Szefowa małopolskiego oddziału PFRON przyznaje, że temat zna zarówno od starosty, jak i od dyrektor PCPR-u w Bochni. Marta Mordarska zaznacza jednak, że decyzje w sprawie rozwiązań problemów finansowych bocheńskiej spółdzielni inwalidów zapadną na szczeblu centralnym, w Warszawie.
Z tego co wiem, sprawy toczące się o zwrot środków nie dotyczą tylko Państwowego Funduszu Rehabilitacji Osób Niepełnosprawnych, ale także innych podmiotów, samorządu.
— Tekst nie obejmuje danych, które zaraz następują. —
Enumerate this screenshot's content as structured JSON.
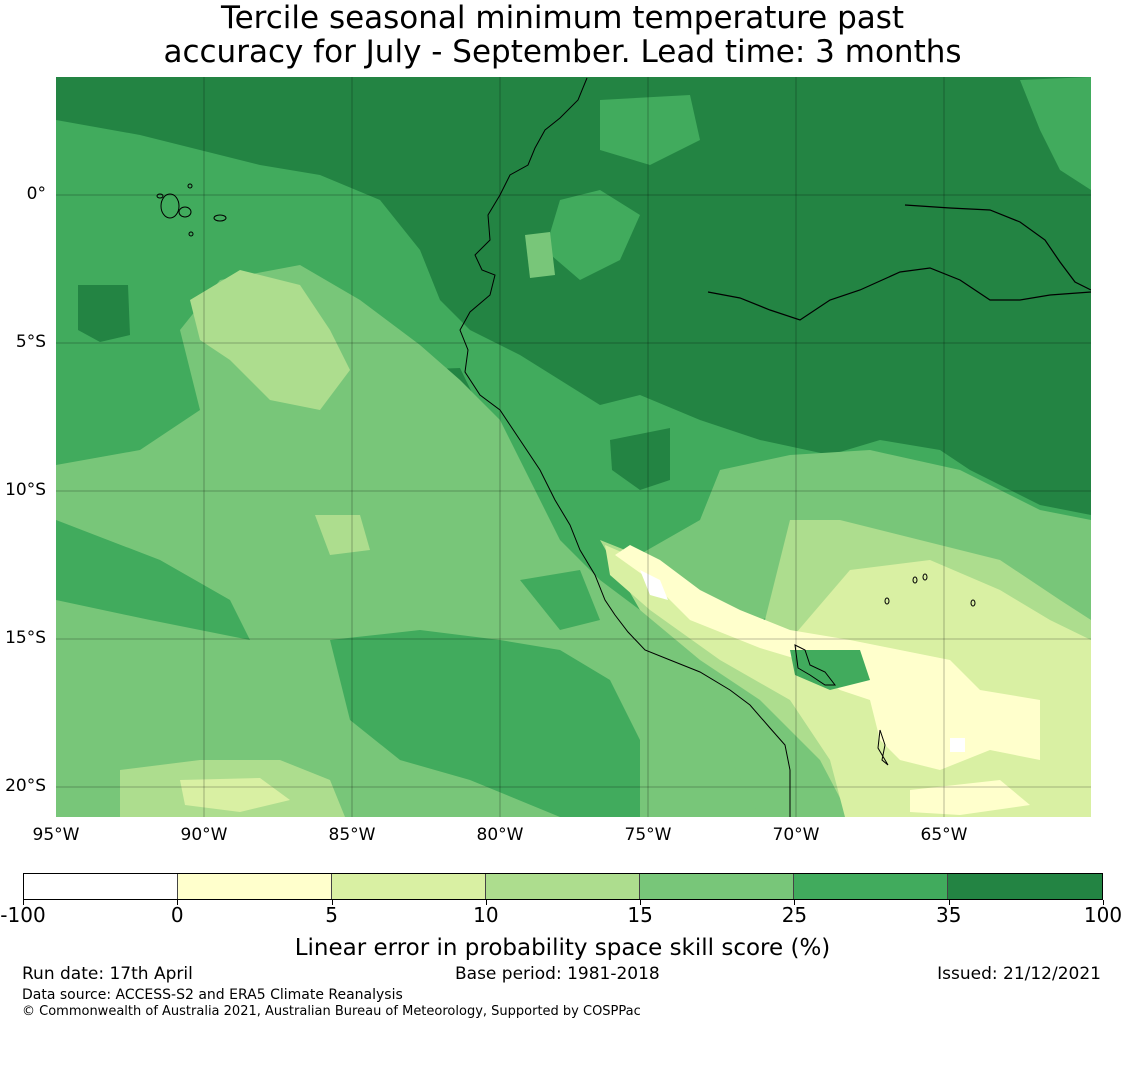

Na pewno staraniem wszystkich będziemy chcieli doprowadzić do sytuacji,w której Warsztaty Terapii Zajęciowej będą mogły działać w sposób niezakłócony. Cały czas toczą się w tej sprawie ustalenia rozmowy, ja również rozmawiałam z parlamentarzystami z tego okręgu, bo na pewno będziemy starali się pomóc rozwiązać tę sytuację w sposób zgodny z prawem i bez szkody dla podopiecznych – mówi szefowa małopolskiego oddziału PFRON.